In the book, Whitehead created a relationship between Ridgeway and a child named Homer, a freed slave who decides to join Ridgeway in his slave catching. “The master-slave experience is really complicated,” he said. “There were slaves who after the Civil War stayed on the plantation and worked for the masters for free because they have no idea what else to do. … There are slave masters who would swear that they love — ‘I love my slaves’ –- you know, beat, rape, torture them -— ‘But they’re like family, Bessie’s like family.’
“So that’s a complex corner of that experience. So Homer and Ridgeway’s dynamic hopefully illustrates a corner you don’t necessarily think about.”
Language of Oppression
At one point Cora arrives at a cooperative farm where runways find safety, modeled upon utopian communities of the day. “There were separate black towns. … But really I was trying to think of what is the best case scenario for free people in 1850,” Whitehead said. “On the farm, abolitionist thinkers and artists come by and debate the issues of the day, their next move, and the future of the black race. Many of the issues debated then are still debated in much the same language today,” Whitehead said.
“The language of former slaves describing the slave patrols is the same language I would use to describe ‘stop and frisk’ now,” he said. “And I’ve been stopped and handcuffed and interrogated by police. So guess what, being oppressed by law enforcement in 1850, when you’re just minding your own business, some people demand your I.D., whether you’re a free person or a slave, and now, if you’re walking down the street and stopped by a cop and you have to show your I.D., whether you’re an 18-year-old or president of the United States and Trump is demanding to see your birth certificate, you know, let me see your papers,” he said. “The language you use to address those humiliations is the same.”
Fitzgerald said “The Underground Railroad” was particularly needed in 2016. Whitehead said that when the book came out in August 2016, he talked about parallels in the use of hateful language between the 1850s and extremists today. “On the one hand, my daughter, who is 12, only really knows a black president. And the black president is followed by a white supremacist president. And that process, you know, America. We make advances, we retreat, we move a little forward and back,” he said.
Fitzgerald asked if Whitehead had advice for artists in the Trump era. Whitehead replied that people have asked him if his work as an artist is political. He said he has many interests, and he believes artists should do the work they feel called to do. “But if you feel you do have to address what is going on as an artist, it’s a challenge, and it does give you that sense that you’re doing something.”
Wanted Ads
In his book, Whitehead inserted actual classified ads from North Carolina newspapers in 19th century for runaway slaves. Slavery touched everyone, he said, from the man whose job it was to typeset the ads to the man who made nails for houses in new communities built on the cotton industry. The ads, Whitehead said, represent the idea that everyone was touched by the system of slavery.

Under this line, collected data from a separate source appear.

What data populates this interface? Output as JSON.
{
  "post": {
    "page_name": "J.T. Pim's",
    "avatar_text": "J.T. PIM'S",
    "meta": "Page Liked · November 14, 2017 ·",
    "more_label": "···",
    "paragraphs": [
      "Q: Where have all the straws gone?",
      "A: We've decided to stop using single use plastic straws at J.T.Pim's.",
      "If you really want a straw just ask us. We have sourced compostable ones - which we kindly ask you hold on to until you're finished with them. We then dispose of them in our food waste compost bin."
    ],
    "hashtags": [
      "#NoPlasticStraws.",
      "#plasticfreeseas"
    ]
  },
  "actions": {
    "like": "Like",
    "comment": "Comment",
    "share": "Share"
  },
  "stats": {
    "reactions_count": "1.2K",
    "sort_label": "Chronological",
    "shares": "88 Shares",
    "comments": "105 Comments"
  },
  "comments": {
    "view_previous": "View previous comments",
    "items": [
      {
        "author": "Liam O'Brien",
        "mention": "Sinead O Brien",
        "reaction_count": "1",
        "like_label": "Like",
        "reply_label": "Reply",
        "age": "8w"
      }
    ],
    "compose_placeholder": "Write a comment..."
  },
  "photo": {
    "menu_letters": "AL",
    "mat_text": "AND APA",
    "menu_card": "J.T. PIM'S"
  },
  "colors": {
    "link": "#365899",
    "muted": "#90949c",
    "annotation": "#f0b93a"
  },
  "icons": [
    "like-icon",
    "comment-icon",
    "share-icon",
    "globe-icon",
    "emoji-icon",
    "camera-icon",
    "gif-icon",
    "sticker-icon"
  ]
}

“As a writer I like making things up, that’s the fun part,” he said. “But I couldn’t really beat the sort of succinct, terse language of these ads.” Four of the ads are real slave ads, but Whitehead said the ad about Cora toward the end of the book is made up. Whitehead said he saw the ad as his gift and tribute to Cora.
“It sort of breaks the walls of the fiction, which is me, Colson, talking to her, but I wanted to– it comes after various things that happened to her, and I wanted to make it as a gift from me to her.”